We continued to plow through the literature online, especially theories on causation. We found  papers by an Italian neurologist who believes that Parkinsonian symptoms are caused by the inability of afflicted patients to absorb thiamine, a B vitamin, through the gut. Thiamine is vital for many neurological functions. The neurologist had published papers on the experiments he'd done on his own patients. He gave them mega-doses of thiamine by injection and saw very significant abatement of symptoms. He insisted that careful history-taking had shown him that most of his patients had experienced gut issues long before their movement problems appeared.

My guy had experienced gut issues before his movement problems appeared. There was something like hope in this!

I read the papers with excitement--though I had a niggling concern that the Italian neurologist had used no controls in his experiments, so his work was anecdotal which meant it could be right, but it could also be dead wrong. Look on the bright side, I said to myself. Can't hurt to try the thiamine.

I wrote to the neurologist: I asked him how much thiamine we needed to get into my guy's bloodstream to affect his symptoms. He told us we needed 1200  milligrams per week. I realized that it would be a hard struggle to get to our doctor's office weekly for injections, so I decided to look for an alternative delivery system. And I found it. Mosquitoes hate the smell of thiamine so it is now available in patch form to ward off mosquitoes as a green alternative to DEET. I could find no one in Canada making thiamine patches but we found a Colorado-based company selling them on Amazon and ordered a few direct from the company.

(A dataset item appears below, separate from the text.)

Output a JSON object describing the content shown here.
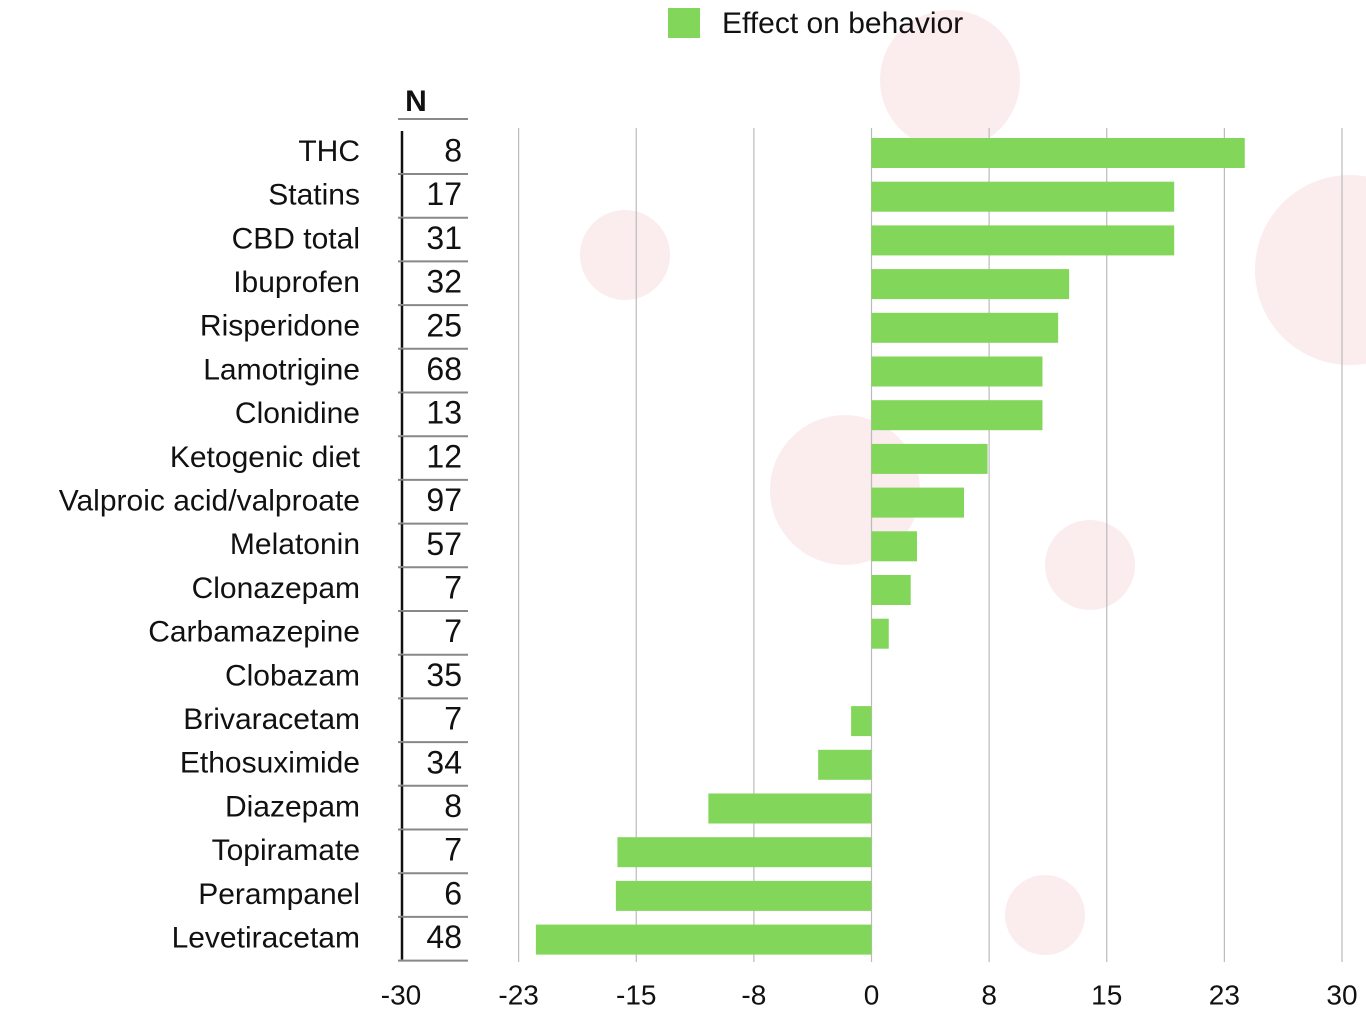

It seemed to work. He improved.

The Dancing With Parkinson's sessions were held in a large auditorium but the building was old. No air conditioning. As the summer days warmed up, my guy was less and less able to participate. I would do errands while he was dancing, only to come back to find him collapsed in a chair, unable to continue. He was overheating. One day  he was so wobbly I had to  push him from the building on his walker because he could neither stand nor walk. We stopped going.

Though we used the patch carefully, his symptoms became worse. He also had an allergic reaction to the patch glue.

I wrote to the Italian neurologist to ask if we should up the dose. I explained that his symptoms seemed to be getting worse rather quickly.

It might be Multiple System Atrophy, he wrote back, and for that you need a much larger dose of thiamine, about ten times larger.

And then he stopped writing back.

What's Multiple System Atrophy? I wondered.

We went to see the family doctor for a regular appointment. We need to get moving on referrals, we said. It's been 18 months since the diagnosis and we still haven't heard a thing. And what's Multiple System Atrophy? She explained it's exactly what it sounded like, many systems failing all at once. She offered to have the senior physician on her staff write to my guy's neurologist asking him to do the referrals on an urgent basis. She offered to try and find us another neurologist, in particular she would try to get a friend of hers with a position in another hospital to take over his care. She also said she would speak with our less than helpful neurologist herself and offer to provide him with research about interesting clinical trials that might be appropriate.

Fine, we said.

But it was not fine.

In fact, it did not end well at all.